Local audit is the initial focus of the report which describes how the absence of the Audit Commission (and by extension, the district audit service) has had a direct impact on audit quality in several ways that are not always evident. The report challenges the number of regulatory bodies now involved and draws attention to their lack of local government focus. The professionalism of auditors is (rightly) not challenged by Sir Tony but he does identify serious concerns in the audit market and challenges the effectiveness of the role of public sector audit. His strongest observation however is the damning conclusion that ‘..current local audit arrangements fail to deliver’.
His solution is a radical one. The current disparate responsibilities of four separate bodies are recommended to be transferred to a single new body called the Office of Local Authority Regulation (OLAR). The proposed new body would be expected to procure and manage local audit contracts, manage a code of audit practice and both monitor and regulate local audit. The report makes it clear that the new body will be small and, by design, distinguishable from the previous Audit Commission. The creation of a new audit body would join up an overly fragmented structure for local audit in England and ensure a sustainable future for local public audit that is presently at risk.
The report also recognises that at a granular level, the skills of auditors must be more robustly supported. His conclusion comes from the recognition that of the five chartered accountancy bodies, only CIPFA focuses upon the public sector and only one of the firms uses CIPFA to train its staff. The report also hints at a drive for efficiency and support for external audit with a new role for internal audit. In this new and changing world of local government, the report offers a mild challenge to the effectiveness of audit committees and how they report and act on the work of the auditor.
Debate on the expectation of audit is framed in the context of a more modern concept – sustainability. It is in the exploration of what auditors could and should examine in relation to sustainability of local authorities that the report links the debate to the financial statements.

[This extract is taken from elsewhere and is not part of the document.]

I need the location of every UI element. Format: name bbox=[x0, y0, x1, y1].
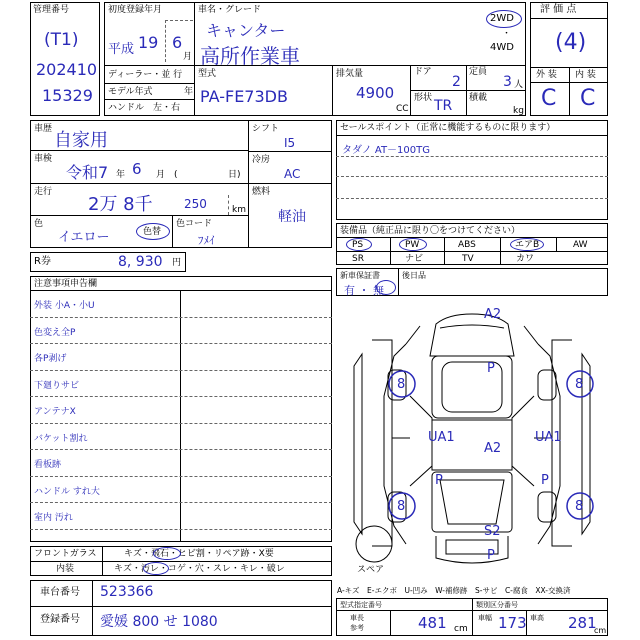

The report acknowledges that local authorities adhere to high global standards in financial reporting. It also expresses how commentators on local authority financial statements have increasingly commented on their length and complexity. The report uses the term ‘impenetrable’ and suggests that, as a result, the financial statements are not transparent. The modern local authority is of course a complex organisation and simplicity in its financial story is not readily achieved. Although we must draw a distinction between complexity and a lack of transparency, the report has sought to strike a balance between adhering to standards and finding a way to provide a revised version of financial information to the public. His solution is this; a separate but shorter financial report. The proposal is to present salient financial information to stakeholders in a more concise format in what is described as a simplified statement of service information and costs. Notably, the report picks out some current issues such as sustainability and exposure to commercial investments, for greater transparency in the new report.

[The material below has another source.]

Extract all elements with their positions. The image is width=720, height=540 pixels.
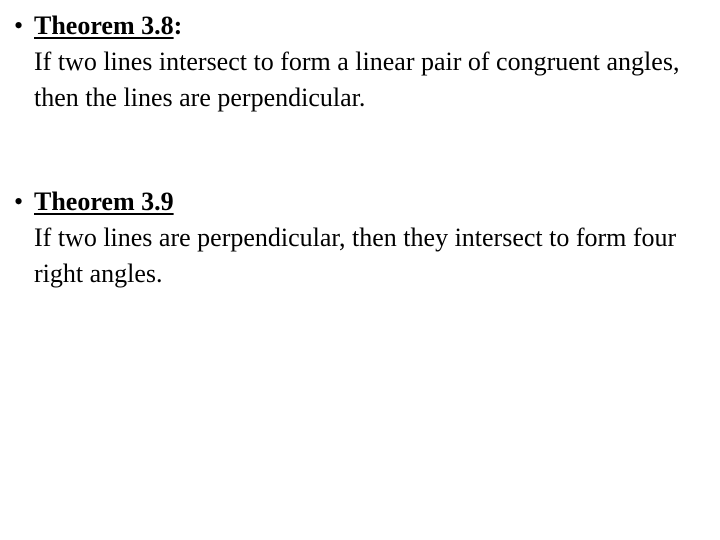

So, new audit arrangements and a new financial report form the basis of the Redmond Review. Local government commentators will no doubt take time to digest the report. As for the public? The opportunity for greater assurance and access to a more readily accessible financial report will be of appeal. The one note of caution comes from Sir Tony himself when he identifies that primary legislation is essential to enable his vision to be achieved. It is now the decision of government on whether the necessary parliamentary time will be applied to realise that vision. Meanwhile, the debate on the reset of the process of assurance and of how financial reports are presented will commence.